As mudanças climáticas continuam sendo ‘‘a maior ameaça para o desenvolvimento sustentável do mundo, a saúde pública e a prosperidade futura’’, afirmaram os oito ministros.
Acusados pelos países em desenvolvimento de serem os que primeiro causam a poluição, os países ricos se dizem ‘‘conscientes’’ de sua responsabilidade, e, por isso, se empenharão numa ação imediata de redução dos citados gases.

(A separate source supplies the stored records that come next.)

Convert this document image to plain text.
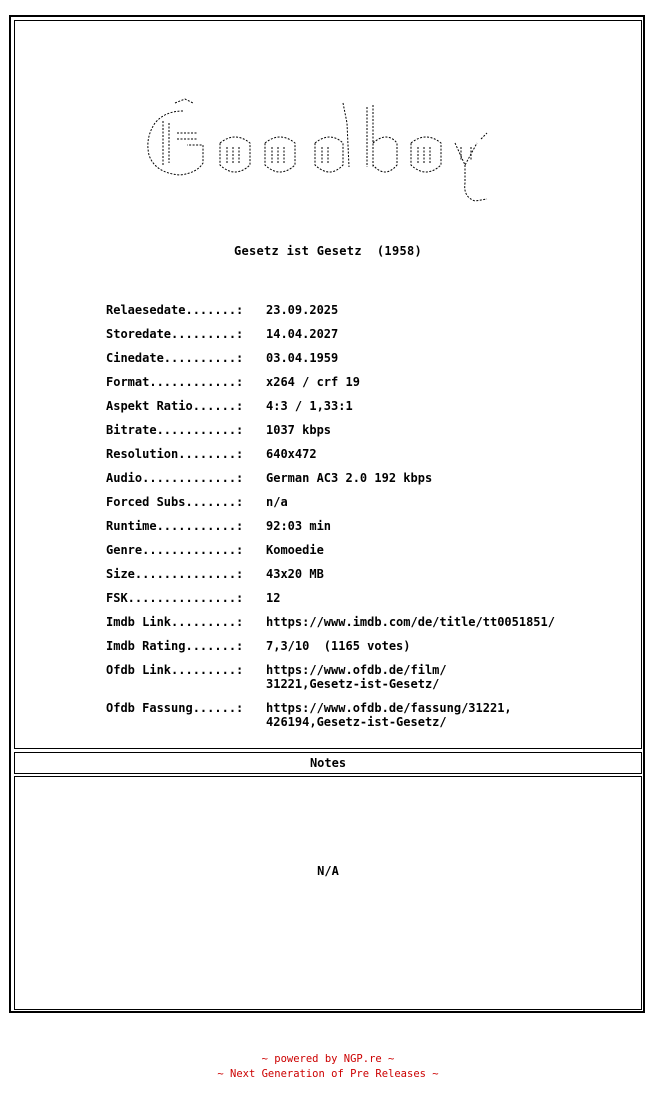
Gesetz ist Gesetz  (1958)
Relaesedate.......:	23.09.2025
Storedate.........:	14.04.2027
Cinedate..........:	03.04.1959
Format............:	x264 / crf 19
Aspekt Ratio......:	4:3 / 1,33:1
Bitrate...........:	1037 kbps
Resolution........:	640x472
Audio.............:	German AC3 2.0 192 kbps
Forced Subs.......:	n/a
Runtime...........:	92:03 min
Genre.............:	Komoedie
Size..............:	43x20 MB
FSK...............:	12
Imdb Link.........:	https://www.imdb.com/de/title/tt0051851/
Imdb Rating.......:	7,3/10  (1165 votes)
Ofdb Link.........:	https://www.ofdb.de/film/
31221,Gesetz-ist-Gesetz/
Ofdb Fassung......:	https://www.ofdb.de/fassung/31221,
426194,Gesetz-ist-Gesetz/
Notes
N/A
~ powered by NGP.re ~
~ Next Generation of Pre Releases ~
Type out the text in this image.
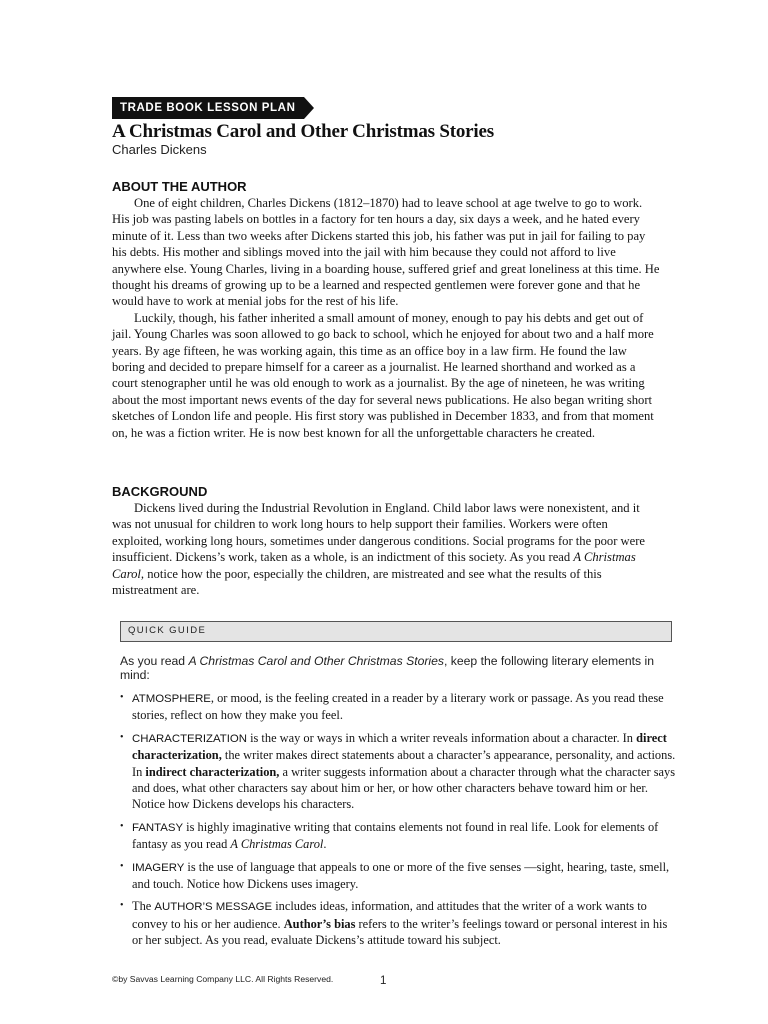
TRADE BOOK LESSON PLAN
A Christmas Carol and Other Christmas Stories
Charles Dickens
ABOUT THE AUTHOR

One of eight children, Charles Dickens (1812–1870) had to leave school at age twelve to go to work. His job was pasting labels on bottles in a factory for ten hours a day, six days a week, and he hated every minute of it. Less than two weeks after Dickens started this job, his father was put in jail for failing to pay his debts. His mother and siblings moved into the jail with him because they could not afford to live anywhere else. Young Charles, living in a boarding house, suffered grief and great loneliness at this time. He thought his dreams of growing up to be a learned and respected gentlemen were forever gone and that he would have to work at menial jobs for the rest of his life.

Luckily, though, his father inherited a small amount of money, enough to pay his debts and get out of jail. Young Charles was soon allowed to go back to school, which he enjoyed for about two and a half more years. By age fifteen, he was working again, this time as an office boy in a law firm. He found the law boring and decided to prepare himself for a career as a journalist. He learned shorthand and worked as a court stenographer until he was old enough to work as a journalist. By the age of nineteen, he was writing about the most important news events of the day for several news publications. He also began writing short sketches of London life and people. His first story was published in December 1833, and from that moment on, he was a fiction writer. He is now best known for all the unforgettable characters he created.

BACKGROUND

Dickens lived during the Industrial Revolution in England. Child labor laws were nonexistent, and it was not unusual for children to work long hours to help support their families. Workers were often exploited, working long hours, sometimes under dangerous conditions. Social programs for the poor were insufficient. Dickens’s work, taken as a whole, is an indictment of this society. As you read A Christmas Carol, notice how the poor, especially the children, are mistreated and see what the results of this mistreatment are.

QUICK GUIDE

As you read A Christmas Carol and Other Christmas Stories, keep the following literary elements in mind:

• ATMOSPHERE, or mood, is the feeling created in a reader by a literary work or passage. As you read these stories, reflect on how they make you feel.
• CHARACTERIZATION is the way or ways in which a writer reveals information about a character. In direct characterization, the writer makes direct statements about a character’s appearance, personality, and actions. In indirect characterization, a writer suggests information about a character through what the character says and does, what other characters say about him or her, or how other characters behave toward him or her. Notice how Dickens develops his characters.
• FANTASY is highly imaginative writing that contains elements not found in real life. Look for elements of fantasy as you read A Christmas Carol.
• IMAGERY is the use of language that appeals to one or more of the five senses —sight, hearing, taste, smell, and touch. Notice how Dickens uses imagery.
• The AUTHOR’S MESSAGE includes ideas, information, and attitudes that the writer of a work wants to convey to his or her audience. Author’s bias refers to the writer’s feelings toward or personal interest in his or her subject. As you read, evaluate Dickens’s attitude toward his subject.
©by Savvas Learning Company LLC. All Rights Reserved.	1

No momento em que se começa a evocar uma próxima conferência sobre mudanças climáticas (em novembro, em Buenos Aires) e diante da falta de progressos sensíveis, o G8 parece querer dar novos passos em relação aos temas tratados em Kioto. O objetivo é colocar em andamento os delicados ‘‘mecanismos de flexibilidade’’ preconizados pelos norte-americanos, em particular o comércio internacional das emissões, ‘‘a aplicação conjunta’’ e o ‘‘mecanismo de desenvolvimento limpo’’, e o financiamento da ajuda aos países do Terceiro Mundo.